One of the great advantages with an email marketing provider is the range of free email marketing templates, all of them designed and researched by professionals. When starting out, their use will cut design time to the minimum. Later on, once you’ve got your feet under the table, you will almost certainly wish to modify the design to suit your specific needs and your products. This is the first in a series of blogs to help you in redesigning the template.
The first rule of graphic design is that there are no rules in the sense that you can, and in many cases should, ignore them if the stats so dictate. Take typography. The one sure and certain rule, which should never be broken except in extremis, is that you should never, ever use Comic Sans. I consider it similar to flared trousers; stylish once, but once was enough.
The next rule is that you can use Comic Sans, but only in the metaphorical sense of wearing flared trousers. It’s permissible to do it for effect, showing a certain irony. As in both cases, you must hope that other people recognise your intent.
A graphic designer will give predictable advice on the choice of typeface in a marketing email. Always, but always, pick legibility and readability over looks. Except if you don’t want the type read. If so why is it taking up space on an email?

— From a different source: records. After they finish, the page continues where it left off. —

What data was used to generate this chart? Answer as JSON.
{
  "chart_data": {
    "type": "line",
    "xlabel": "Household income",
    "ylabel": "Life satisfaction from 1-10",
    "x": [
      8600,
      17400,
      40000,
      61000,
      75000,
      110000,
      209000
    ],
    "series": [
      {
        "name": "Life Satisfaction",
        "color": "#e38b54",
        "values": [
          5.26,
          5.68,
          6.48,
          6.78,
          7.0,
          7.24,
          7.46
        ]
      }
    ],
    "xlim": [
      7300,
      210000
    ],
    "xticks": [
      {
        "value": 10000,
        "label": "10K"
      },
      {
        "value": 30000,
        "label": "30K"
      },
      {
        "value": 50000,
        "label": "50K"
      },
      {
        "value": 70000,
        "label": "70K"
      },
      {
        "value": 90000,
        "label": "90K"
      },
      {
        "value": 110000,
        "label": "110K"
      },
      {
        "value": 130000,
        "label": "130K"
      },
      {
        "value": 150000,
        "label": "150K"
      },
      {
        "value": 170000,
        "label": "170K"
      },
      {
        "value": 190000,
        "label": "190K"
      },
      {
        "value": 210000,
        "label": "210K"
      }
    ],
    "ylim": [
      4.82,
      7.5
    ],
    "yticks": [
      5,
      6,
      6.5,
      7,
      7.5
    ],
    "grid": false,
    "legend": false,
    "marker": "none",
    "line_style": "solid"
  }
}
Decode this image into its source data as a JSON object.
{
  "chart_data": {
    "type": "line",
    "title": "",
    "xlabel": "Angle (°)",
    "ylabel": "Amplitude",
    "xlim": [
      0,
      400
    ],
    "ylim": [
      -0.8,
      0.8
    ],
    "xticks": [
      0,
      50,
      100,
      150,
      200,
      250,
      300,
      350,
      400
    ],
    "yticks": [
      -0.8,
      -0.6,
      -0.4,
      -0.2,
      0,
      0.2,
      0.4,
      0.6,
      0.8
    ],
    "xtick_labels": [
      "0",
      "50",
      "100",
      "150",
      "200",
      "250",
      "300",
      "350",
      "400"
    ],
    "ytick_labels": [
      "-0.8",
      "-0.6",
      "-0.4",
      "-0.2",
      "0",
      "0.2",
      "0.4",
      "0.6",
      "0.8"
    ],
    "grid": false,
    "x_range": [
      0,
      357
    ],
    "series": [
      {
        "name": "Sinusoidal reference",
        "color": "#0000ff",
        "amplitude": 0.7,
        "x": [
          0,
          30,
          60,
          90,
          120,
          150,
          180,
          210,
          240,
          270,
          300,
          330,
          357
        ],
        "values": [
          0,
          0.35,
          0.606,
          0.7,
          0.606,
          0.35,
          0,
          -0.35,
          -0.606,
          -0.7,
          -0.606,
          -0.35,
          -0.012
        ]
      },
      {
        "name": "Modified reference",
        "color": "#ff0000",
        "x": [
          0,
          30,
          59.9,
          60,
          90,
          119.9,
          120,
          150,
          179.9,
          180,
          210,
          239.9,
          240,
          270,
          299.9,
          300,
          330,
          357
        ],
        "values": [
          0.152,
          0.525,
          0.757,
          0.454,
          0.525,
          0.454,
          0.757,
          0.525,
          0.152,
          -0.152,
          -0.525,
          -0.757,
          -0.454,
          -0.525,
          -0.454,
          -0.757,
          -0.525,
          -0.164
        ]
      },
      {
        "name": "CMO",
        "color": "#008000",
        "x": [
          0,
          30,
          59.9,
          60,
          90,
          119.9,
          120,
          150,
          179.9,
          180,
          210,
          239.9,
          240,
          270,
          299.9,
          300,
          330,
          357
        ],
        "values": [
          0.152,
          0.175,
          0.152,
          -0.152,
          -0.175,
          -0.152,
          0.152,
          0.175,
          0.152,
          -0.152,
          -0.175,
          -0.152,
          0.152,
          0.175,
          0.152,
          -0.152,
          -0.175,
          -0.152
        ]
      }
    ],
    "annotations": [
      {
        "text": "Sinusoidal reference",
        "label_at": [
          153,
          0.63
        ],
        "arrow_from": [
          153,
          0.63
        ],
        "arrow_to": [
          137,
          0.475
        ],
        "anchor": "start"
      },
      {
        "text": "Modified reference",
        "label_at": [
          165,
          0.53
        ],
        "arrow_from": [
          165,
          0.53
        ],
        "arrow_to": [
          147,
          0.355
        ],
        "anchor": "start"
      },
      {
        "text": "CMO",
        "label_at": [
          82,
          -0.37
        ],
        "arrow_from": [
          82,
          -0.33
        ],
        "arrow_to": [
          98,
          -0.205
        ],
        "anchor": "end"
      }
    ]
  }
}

Do not reject a typeface just because you feel it is unfashionable. Take Times New Roman. It was designed to be easily read when used in a newspaper, where ink could fill up the letter e, making it look like a blob. It’s very readable, so don’t ignore it.
Those one aspects of irritates me; it’s an affectation done for no particular reason, and it stands out in a marketing email. I’m talking about double spacing after a full stop. It’s not required. It unbalances a line, breaking up the flow of type. It also wastes a space that can be used for text. Just don’t do it. I haven’t even demonstrated it in this blog because to do so would betray my beliefs.